Onlara sormak lazım. Biraz çekingenliğim vardır aslında, hemen
samimi olabilen biri değilim. Genellikle çok nazik
yaklaşıyorlar.
- Bu kadar sevilen bir yazar ve oyuncu oldunuz ama bazı köşe
yazılarınız da kendinizi anlatma/ifade etme çabasında olduğunuzu
görüyorum, bu sıkıntıya erkekler düşmüyorlar oysa!
Bence her yazar kendini bir miktar ifade etme peşindedir, özellikle
de yazdığı mizah hikayelerinin karakterlerinden biri olarak kendini
kullanıyorsa. Pek bir sıkıntım yok aslında.

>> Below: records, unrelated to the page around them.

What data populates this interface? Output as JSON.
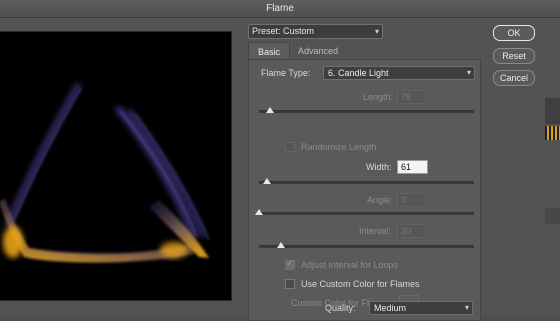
{
  "window": {
    "title": "Flame"
  },
  "preset": {
    "label": "Preset: Custom"
  },
  "tabs": [
    {
      "label": "Basic",
      "active": true
    },
    {
      "label": "Advanced",
      "active": false
    }
  ],
  "basic": {
    "flame_type": {
      "label": "Flame Type:",
      "value": "6. Candle Light"
    },
    "length": {
      "label": "Length:",
      "value": "78",
      "enabled": false,
      "slider_fraction": 0.05
    },
    "randomize_length": {
      "label": "Randomize Length",
      "checked": false,
      "enabled": false
    },
    "width": {
      "label": "Width:",
      "value": "61",
      "enabled": true,
      "slider_fraction": 0.05
    },
    "angle": {
      "label": "Angle:",
      "value": "0",
      "enabled": false,
      "slider_fraction": 0.0
    },
    "interval": {
      "label": "Interval:",
      "value": "30",
      "enabled": false,
      "slider_fraction": 0.12
    },
    "adjust_interval": {
      "label": "Adjust Interval for Loops",
      "checked": true,
      "enabled": false
    },
    "use_custom_color": {
      "label": "Use Custom Color for Flames",
      "checked": false,
      "enabled": true
    },
    "custom_color": {
      "label": "Custom Color for Flames:",
      "enabled": false
    },
    "quality": {
      "label": "Quality:",
      "value": "Medium"
    }
  },
  "buttons": {
    "ok": "OK",
    "reset": "Reset",
    "cancel": "Cancel"
  },
  "colors": {
    "flame_core": "#e0a020",
    "flame_glow": "#5a4aa0",
    "background": "#535353"
  }
}
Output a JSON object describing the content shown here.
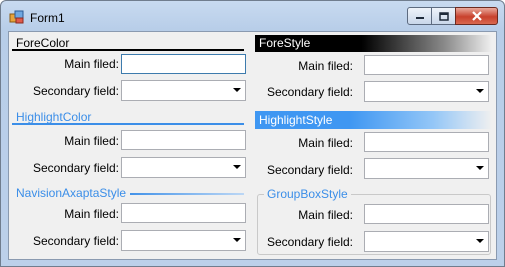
{
  "window": {
    "title": "Form1"
  },
  "caption": {
    "minimize": "minimize",
    "maximize": "maximize",
    "close": "close"
  },
  "sections": {
    "forecolor": {
      "header": "ForeColor",
      "main_label": "Main filed:",
      "secondary_label": "Secondary field:",
      "main_value": "",
      "secondary_value": ""
    },
    "forestyle": {
      "header": "ForeStyle",
      "main_label": "Main filed:",
      "secondary_label": "Secondary field:",
      "main_value": "",
      "secondary_value": ""
    },
    "highlightcolor": {
      "header": "HighlightColor",
      "main_label": "Main filed:",
      "secondary_label": "Secondary field:",
      "main_value": "",
      "secondary_value": ""
    },
    "highlightstyle": {
      "header": "HighlightStyle",
      "main_label": "Main filed:",
      "secondary_label": "Secondary field:",
      "main_value": "",
      "secondary_value": ""
    },
    "navision": {
      "header": "NavisionAxaptaStyle",
      "main_label": "Main filed:",
      "secondary_label": "Secondary field:",
      "main_value": "",
      "secondary_value": ""
    },
    "groupbox": {
      "header": "GroupBoxStyle",
      "main_label": "Main filed:",
      "secondary_label": "Secondary field:",
      "main_value": "",
      "secondary_value": ""
    }
  },
  "colors": {
    "highlight": "#3b8ee8",
    "forestyle_bg": "#000000",
    "highlightstyle_bg": "#3f97f2"
  }
}
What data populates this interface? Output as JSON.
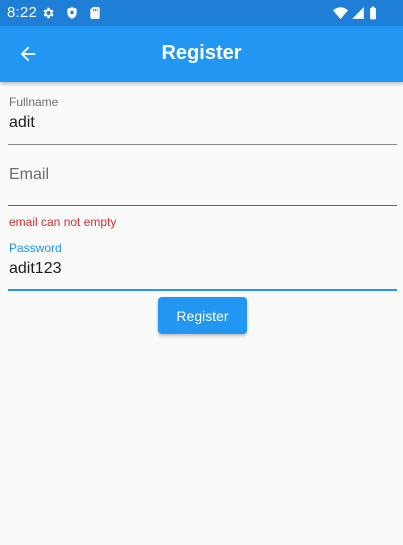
{
  "status_bar": {
    "time": "8:22",
    "icons": [
      "gear-icon",
      "shield-icon",
      "sd-card-icon",
      "wifi-icon",
      "signal-icon",
      "battery-icon"
    ]
  },
  "app_bar": {
    "title": "Register",
    "back_icon": "arrow-back-icon",
    "color": "#2196f3"
  },
  "form": {
    "fullname": {
      "label": "Fullname",
      "value": "adit"
    },
    "email": {
      "label": "Email",
      "value": "",
      "error": "email can not empty",
      "error_color": "#d32f2f"
    },
    "password": {
      "label": "Password",
      "value": "adit123",
      "focus_color": "#2196f3"
    },
    "submit_label": "Register"
  }
}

- Başbakan'la görüşmenizi anlatan hikayeniz çok güzel, Başbakan
ile baş başa bir röportaj yapmak ister miydiniz? Sizce
politikacılarda espri anlayışı var mı?
İsterdim öyle bir röportaj. Birçok siyasetçi, karakter olarak
ilgimi çekiyor. Tabiatıyla 'siyaseten doğrucu' olmak zorundalar her
konuda. O da içtenlikten, hakikilikten yiyor tabii. Gerçek hayatta
nasıl konuştuklarını, zaaflarını, ağlayıp ağlamadıklarını, böyle
şeyleri hiç bilmiyoruz, tahmin de edemiyoruz, ipucu vermiyorlar.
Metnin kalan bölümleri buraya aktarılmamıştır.